Nachdem der Zustand der Kaltabschaltung in Block 5 erreicht war, teilte das ZNPP dem IAEO-Team mit, dass es die Ursache für das Vorhandensein von Bor im sekundären Kühlkreislauf eines der Dampferzeuger des Blocks nicht sofort untersuchen wird. Die IAEO-Experten werden diese Frage während ihrer Gespräche mit dem ZNPP und bei der Besichtigung der Anlage weiter beobachten.

Die IAEO-Experten sammeln auch weiterhin Informationen, um vollständig zu verstehen, warum Block 6 am 14. November vorübergehend verlor die Stromversorgung und 90 Minuten lang auf einen Dieselgenerator angewiesen war.

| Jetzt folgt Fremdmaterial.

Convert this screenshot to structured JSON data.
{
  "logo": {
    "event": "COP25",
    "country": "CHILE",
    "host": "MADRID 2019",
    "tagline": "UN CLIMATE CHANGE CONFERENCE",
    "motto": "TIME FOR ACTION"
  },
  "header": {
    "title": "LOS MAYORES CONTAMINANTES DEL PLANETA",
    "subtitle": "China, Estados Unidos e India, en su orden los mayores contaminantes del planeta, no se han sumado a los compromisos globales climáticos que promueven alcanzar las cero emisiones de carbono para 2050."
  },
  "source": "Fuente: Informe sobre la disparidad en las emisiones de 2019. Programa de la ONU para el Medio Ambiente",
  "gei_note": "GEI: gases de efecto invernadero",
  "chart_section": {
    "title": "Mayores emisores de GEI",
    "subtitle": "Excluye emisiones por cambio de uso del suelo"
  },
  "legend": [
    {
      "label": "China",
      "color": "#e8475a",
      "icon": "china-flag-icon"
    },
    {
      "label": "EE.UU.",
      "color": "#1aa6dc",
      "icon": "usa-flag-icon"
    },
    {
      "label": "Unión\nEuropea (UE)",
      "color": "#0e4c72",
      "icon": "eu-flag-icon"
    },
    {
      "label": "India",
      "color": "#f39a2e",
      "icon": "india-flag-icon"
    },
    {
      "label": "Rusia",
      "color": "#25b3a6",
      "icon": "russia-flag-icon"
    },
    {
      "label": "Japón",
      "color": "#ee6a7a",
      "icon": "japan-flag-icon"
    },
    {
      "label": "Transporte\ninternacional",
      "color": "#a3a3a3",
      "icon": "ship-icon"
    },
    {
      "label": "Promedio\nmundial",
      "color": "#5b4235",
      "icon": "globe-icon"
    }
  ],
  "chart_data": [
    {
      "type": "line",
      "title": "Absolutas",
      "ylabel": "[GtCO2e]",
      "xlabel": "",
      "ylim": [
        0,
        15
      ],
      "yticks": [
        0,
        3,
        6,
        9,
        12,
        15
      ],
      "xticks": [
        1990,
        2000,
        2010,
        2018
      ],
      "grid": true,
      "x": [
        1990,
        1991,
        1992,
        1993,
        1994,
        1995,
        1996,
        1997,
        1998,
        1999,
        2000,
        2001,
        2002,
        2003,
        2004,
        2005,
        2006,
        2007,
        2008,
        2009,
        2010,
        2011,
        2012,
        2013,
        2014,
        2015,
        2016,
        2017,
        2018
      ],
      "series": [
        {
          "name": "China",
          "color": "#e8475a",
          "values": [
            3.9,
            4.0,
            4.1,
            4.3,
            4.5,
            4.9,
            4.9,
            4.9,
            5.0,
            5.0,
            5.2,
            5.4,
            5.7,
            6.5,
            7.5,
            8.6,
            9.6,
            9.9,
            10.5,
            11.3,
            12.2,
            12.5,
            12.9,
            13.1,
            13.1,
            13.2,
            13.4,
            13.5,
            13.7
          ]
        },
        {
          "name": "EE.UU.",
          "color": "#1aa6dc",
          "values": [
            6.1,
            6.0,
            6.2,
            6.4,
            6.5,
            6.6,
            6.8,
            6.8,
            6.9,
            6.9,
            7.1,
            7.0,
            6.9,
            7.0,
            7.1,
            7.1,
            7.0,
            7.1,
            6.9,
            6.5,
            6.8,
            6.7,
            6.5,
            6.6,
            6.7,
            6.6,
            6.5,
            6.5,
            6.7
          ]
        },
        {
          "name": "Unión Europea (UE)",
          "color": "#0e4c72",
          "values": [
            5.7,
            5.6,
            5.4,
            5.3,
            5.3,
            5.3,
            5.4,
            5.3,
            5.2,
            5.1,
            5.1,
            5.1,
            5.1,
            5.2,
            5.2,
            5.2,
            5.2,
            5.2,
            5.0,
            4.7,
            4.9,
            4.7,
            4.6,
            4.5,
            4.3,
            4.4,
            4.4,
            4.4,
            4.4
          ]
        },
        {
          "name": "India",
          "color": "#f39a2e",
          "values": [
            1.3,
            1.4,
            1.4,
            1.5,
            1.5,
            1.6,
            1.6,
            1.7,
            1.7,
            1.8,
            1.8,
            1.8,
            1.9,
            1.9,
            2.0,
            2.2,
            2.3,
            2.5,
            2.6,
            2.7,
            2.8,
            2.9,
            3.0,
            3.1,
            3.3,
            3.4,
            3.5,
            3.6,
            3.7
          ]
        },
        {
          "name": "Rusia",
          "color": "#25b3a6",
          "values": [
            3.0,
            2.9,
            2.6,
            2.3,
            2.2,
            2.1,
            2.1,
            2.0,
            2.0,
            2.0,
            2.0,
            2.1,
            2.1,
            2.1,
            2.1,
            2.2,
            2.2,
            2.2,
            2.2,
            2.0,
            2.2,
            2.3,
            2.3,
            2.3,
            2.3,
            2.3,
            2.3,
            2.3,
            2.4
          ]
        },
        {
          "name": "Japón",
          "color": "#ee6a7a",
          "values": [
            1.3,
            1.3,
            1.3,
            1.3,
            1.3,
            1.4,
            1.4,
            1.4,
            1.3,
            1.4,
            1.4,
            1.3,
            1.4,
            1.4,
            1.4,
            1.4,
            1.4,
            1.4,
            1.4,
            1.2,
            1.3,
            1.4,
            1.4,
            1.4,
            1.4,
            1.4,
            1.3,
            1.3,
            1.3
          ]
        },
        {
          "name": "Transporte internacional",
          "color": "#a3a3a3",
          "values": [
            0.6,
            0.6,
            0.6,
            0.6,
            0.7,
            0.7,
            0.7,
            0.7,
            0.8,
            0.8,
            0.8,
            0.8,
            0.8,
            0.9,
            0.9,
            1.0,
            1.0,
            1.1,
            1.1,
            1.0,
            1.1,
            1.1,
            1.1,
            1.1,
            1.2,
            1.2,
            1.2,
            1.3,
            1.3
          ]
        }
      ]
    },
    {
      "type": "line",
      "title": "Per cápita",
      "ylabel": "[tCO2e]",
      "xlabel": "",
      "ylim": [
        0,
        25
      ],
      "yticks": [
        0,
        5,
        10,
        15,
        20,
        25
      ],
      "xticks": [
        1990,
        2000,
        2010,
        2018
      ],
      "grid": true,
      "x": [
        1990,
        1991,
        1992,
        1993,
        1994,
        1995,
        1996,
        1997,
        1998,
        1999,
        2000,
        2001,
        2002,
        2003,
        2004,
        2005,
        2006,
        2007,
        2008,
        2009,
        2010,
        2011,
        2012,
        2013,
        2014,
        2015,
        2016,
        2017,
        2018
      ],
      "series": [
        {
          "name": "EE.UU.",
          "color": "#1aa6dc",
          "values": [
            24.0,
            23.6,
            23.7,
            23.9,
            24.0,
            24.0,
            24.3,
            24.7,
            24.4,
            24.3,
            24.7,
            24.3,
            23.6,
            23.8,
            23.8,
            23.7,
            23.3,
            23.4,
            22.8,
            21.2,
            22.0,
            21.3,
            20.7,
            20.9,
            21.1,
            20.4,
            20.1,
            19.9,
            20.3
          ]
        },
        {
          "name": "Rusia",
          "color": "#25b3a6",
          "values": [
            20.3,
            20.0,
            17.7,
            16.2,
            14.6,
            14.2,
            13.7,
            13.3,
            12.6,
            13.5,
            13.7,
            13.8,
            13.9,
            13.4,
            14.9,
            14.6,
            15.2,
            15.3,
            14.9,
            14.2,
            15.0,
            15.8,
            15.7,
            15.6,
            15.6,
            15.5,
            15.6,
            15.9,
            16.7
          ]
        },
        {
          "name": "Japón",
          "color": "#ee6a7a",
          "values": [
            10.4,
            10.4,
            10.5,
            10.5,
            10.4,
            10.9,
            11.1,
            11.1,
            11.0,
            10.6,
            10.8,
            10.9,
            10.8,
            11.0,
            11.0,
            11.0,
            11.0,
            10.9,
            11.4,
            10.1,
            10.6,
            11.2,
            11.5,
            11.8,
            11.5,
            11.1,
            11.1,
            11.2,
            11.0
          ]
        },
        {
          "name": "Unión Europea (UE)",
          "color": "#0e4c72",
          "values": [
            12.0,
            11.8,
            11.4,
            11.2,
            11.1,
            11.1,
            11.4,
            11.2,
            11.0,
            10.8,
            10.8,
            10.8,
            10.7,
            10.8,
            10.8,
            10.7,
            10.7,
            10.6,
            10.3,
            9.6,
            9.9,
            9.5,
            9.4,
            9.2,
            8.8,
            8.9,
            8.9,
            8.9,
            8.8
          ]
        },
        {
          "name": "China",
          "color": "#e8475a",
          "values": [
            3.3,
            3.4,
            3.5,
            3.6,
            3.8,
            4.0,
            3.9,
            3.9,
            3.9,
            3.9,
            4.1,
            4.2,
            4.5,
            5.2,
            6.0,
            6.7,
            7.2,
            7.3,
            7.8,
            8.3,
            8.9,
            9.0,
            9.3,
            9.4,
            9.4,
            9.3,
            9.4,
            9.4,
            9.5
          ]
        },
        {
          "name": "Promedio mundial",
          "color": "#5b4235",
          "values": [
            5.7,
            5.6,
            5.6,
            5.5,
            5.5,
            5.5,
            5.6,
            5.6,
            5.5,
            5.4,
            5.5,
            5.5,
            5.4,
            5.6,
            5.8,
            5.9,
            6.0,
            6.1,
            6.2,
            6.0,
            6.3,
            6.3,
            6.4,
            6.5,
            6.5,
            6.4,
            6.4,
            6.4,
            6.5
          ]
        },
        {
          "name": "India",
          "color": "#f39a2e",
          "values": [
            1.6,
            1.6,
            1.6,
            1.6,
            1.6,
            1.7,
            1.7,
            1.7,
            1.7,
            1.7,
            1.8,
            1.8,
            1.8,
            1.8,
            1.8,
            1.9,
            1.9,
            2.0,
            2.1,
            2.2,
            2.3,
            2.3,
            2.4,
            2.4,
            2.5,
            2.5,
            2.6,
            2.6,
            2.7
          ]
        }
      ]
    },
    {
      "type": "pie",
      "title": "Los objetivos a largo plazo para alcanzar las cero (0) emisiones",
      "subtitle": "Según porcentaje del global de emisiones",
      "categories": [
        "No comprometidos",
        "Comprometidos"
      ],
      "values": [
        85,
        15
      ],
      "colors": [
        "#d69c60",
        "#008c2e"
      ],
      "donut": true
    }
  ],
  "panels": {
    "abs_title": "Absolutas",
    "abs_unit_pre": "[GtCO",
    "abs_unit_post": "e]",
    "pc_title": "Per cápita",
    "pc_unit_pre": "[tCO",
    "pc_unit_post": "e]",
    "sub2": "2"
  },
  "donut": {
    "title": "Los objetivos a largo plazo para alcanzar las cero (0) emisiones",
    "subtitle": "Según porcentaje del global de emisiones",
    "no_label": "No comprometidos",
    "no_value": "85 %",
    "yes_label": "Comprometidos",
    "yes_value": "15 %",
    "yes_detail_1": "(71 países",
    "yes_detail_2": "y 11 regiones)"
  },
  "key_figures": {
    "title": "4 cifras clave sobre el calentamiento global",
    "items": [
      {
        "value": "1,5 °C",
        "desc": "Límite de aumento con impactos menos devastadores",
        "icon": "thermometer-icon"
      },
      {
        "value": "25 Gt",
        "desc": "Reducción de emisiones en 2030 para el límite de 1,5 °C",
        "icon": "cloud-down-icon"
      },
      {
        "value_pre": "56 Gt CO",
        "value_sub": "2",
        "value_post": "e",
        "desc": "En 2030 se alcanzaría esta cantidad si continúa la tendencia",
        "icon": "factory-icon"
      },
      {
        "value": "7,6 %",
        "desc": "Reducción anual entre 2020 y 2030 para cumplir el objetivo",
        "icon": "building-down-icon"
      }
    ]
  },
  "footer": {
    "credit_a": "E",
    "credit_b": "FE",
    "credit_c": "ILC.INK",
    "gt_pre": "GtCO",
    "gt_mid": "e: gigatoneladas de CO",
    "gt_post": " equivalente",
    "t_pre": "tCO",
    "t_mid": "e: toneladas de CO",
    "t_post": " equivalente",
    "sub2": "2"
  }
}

Sie führten in dieser Woche mehrere Gespräche zu diesem Thema mit der Elektroabteilung des ZNPP.

Block 4 befindet sich weiterhin in der Heißabschaltung, um Dampf für Aktivitäten im Zusammenhang mit der nuklearen Sicherheit im Kernkraftwerk und auch für die Heizung des Standorts und der nahe gelegenen Stadt Enerhodar bereitzustellen, in der die meisten Mitarbeiter des Kraftwerks leben. Die zusätzliche Beheizung erfolgt durch mobile Dieselkessel, die im ZNPP installiert sind, zusammen mit Kesseln, die sich im nahe gelegenen Industriegebiet befinden. Die Reaktorblöcke 1, 2, 3, 5 und 6 befinden sich nun in der Kaltabschaltung.

Anderswo in der Ukraine haben die IAEO-Experten am Standort Tschernobyl heute erfolgreich eine geplante Rotation durchgeführt, bei der ein neues Team aus dem Hauptquartier in Wien eingetroffen ist.

Die IAEO-Teams in den Kernkraftwerken Chmelnizki, Riwne und Südukraine sowie in Tschernobyl berichten von einem sicheren Betrieb dieser Nuklearanlagen trotz des anhaltenden Konflikts.